The objective of this project is to design, develop and test a fully integrated prototype of the OPAL Nano LIDAR based vision system for autonomous robotic applications, specifically targeted at new-space lunar missions. This project aims to achieve a next-generation LIDAR system that would drastically reduce the system's mass, size and power consumption footprint. This new system will leverage aspects of both commercial and space designs, which in turn will reduce costs and generate sales in emerging automation markets.

The project will use satellite, model, and ground-based data to characterise the extent and variability of mineral dust aerosol (MDA) in the atmosphere above northern Canada, and identify the sources from which it is emitted at the surface. The impact of MDA on the radiation budget and clouds – both important components of the climate system – will be quantified, as will its contribution to air quality indicators. The project also involves validation of several Canadian-led/partnered satellite-based systems that measure aerosol and cloud properties.
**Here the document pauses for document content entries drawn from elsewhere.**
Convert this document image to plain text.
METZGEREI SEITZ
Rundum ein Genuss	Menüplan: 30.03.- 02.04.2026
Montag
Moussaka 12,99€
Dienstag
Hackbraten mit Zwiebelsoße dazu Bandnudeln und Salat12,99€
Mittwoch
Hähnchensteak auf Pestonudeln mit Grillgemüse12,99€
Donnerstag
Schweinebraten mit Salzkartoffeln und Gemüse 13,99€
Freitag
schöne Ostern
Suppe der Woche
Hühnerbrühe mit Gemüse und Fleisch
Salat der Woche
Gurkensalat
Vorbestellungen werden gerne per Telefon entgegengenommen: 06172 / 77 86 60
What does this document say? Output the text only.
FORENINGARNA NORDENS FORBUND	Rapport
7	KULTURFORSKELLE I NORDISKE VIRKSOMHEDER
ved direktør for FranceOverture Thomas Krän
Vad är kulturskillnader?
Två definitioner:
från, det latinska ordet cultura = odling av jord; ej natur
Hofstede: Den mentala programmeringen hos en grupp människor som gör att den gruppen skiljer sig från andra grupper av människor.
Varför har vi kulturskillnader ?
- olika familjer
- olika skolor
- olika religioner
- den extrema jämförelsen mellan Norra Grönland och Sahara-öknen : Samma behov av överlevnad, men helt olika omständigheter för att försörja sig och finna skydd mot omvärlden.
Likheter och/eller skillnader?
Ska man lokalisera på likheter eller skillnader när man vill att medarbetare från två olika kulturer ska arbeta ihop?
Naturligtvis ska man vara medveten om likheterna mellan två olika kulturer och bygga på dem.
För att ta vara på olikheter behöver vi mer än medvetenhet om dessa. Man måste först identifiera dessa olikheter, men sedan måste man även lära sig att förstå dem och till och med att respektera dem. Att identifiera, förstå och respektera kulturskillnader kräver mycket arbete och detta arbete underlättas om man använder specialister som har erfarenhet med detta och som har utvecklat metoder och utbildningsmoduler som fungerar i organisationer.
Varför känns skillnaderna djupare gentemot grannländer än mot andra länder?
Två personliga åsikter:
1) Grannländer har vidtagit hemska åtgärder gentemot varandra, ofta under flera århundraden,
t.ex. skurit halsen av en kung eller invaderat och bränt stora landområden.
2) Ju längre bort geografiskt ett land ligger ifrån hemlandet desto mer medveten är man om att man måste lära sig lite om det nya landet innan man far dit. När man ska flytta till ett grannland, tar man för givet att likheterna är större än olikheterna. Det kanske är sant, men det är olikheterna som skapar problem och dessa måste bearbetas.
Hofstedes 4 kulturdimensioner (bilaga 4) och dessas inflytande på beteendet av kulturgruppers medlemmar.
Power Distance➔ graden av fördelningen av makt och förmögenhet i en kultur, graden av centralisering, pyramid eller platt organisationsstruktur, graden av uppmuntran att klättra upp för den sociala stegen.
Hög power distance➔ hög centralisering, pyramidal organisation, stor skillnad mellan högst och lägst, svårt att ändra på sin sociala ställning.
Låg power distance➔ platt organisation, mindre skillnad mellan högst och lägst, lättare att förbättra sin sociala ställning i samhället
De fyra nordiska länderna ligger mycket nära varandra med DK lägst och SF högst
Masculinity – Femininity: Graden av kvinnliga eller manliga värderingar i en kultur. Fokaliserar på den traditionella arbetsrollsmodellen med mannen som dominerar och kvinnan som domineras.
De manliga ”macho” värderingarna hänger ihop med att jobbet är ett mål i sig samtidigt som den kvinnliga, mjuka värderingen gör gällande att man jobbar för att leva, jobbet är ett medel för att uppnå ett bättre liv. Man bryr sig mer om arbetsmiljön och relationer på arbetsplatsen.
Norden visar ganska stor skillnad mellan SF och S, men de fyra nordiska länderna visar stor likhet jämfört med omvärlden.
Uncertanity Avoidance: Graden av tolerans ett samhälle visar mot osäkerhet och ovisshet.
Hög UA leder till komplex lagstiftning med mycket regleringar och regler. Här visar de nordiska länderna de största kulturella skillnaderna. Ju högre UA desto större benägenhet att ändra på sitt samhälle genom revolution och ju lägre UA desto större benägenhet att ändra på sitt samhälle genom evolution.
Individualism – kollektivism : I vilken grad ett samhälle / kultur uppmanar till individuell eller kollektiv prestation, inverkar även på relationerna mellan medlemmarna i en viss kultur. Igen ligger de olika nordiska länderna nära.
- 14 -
Air pollution regulations have led to dramatic reductions in emissions of CO and NOx, but studies using atmospheric observations to quantify these reductions produce a wide range of emission estimates. The proposed project will use a multi-model and multi-sensor approach to quantify potential sources of discrepancies that contribute to uncertainty in the emission estimates. The project will focus on using space-based measurements to better quantify emissions of CO globally and of NOx in North America. Improved estimates of the emissions of CO and NOx are critical for assessing the effectiveness of air pollution regulations.
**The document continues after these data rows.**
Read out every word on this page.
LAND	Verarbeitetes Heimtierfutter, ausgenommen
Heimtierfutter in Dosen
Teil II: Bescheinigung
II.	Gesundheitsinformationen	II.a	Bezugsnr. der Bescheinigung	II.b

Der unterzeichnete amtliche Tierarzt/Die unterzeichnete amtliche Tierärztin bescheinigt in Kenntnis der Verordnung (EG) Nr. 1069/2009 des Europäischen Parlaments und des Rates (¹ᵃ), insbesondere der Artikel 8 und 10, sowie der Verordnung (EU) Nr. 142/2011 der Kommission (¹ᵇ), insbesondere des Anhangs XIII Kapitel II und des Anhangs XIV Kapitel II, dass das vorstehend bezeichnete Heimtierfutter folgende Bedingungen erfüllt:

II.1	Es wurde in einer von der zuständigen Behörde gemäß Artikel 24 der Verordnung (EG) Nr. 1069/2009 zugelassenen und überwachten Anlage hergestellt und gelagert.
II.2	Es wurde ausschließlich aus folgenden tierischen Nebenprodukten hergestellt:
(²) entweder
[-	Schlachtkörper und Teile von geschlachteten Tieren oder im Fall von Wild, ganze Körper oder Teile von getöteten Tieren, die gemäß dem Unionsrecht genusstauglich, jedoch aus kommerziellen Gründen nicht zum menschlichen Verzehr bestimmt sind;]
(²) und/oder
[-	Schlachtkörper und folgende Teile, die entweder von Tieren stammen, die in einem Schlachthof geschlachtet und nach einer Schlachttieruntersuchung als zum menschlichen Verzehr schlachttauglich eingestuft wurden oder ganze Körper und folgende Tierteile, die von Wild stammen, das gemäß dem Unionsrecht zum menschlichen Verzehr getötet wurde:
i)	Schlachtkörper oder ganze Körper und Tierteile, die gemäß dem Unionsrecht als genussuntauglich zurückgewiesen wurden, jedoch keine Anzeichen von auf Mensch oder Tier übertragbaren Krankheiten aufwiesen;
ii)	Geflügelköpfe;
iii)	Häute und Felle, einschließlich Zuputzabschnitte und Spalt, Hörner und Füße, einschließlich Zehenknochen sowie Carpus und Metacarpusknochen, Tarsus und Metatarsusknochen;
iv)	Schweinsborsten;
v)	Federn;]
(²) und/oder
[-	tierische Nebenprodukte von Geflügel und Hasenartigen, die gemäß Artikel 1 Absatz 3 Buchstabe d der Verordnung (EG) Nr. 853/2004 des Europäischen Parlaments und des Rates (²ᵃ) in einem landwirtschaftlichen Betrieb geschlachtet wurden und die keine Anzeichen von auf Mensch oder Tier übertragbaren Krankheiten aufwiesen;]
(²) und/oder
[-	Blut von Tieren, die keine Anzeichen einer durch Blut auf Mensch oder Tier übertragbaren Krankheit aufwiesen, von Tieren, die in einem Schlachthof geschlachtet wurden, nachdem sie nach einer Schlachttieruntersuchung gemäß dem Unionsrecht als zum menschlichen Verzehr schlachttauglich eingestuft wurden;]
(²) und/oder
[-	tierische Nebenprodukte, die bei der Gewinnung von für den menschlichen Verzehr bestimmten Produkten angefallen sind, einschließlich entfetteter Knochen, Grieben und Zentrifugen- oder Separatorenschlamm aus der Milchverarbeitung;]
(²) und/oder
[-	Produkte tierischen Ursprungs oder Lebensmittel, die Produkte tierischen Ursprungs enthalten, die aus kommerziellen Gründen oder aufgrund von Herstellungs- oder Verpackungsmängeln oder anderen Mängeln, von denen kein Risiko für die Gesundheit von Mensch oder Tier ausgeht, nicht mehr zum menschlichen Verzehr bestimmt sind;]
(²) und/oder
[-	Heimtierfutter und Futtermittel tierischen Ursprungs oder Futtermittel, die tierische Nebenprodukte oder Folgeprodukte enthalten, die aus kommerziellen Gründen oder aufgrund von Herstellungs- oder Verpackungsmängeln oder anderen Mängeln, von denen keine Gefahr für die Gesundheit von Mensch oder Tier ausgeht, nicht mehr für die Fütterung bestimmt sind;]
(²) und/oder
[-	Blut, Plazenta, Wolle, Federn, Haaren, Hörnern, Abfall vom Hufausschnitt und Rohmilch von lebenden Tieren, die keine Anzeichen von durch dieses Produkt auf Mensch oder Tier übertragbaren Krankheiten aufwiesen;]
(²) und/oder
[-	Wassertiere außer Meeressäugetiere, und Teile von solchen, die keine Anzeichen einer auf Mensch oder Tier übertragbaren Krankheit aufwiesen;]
Despite the success of the Montreal Protocol in phasing out ozone depleting substances, lower stratospheric ozone continues to decrease. Currently it is not clear, if this ongoing decrease is related to so far unexplored chemical effects or to changes in the atmospheric circulation, the large-scale movement of air by which ozone is redistributed. The proposed project will use satellite measurements from OSIRIS and ACE-FTS in combination with simulations from the Canadian Earth system model to understand lower stratospheric ozone changes and driving forces. Based on the improved understanding, predictions of ozone recovery in the lower stratosphere will be produced.

Data from two Canadian space-based instruments will be utilized to investigate our changing atmosphere and to improve our ability to simulate these changes with atmospheric models. In one activity, we will focus on understanding how to best simulate the injection and dispersal of wildfire pollution in the atmosphere including its year-to-year variation. In a second activity, we will examine how different models describe greenhouse gases that are also air pollutants. For the third activity, we will assess the quality of space-based measurements of greenhouse gases and air pollutants and evaluate how well models simulate these important gases.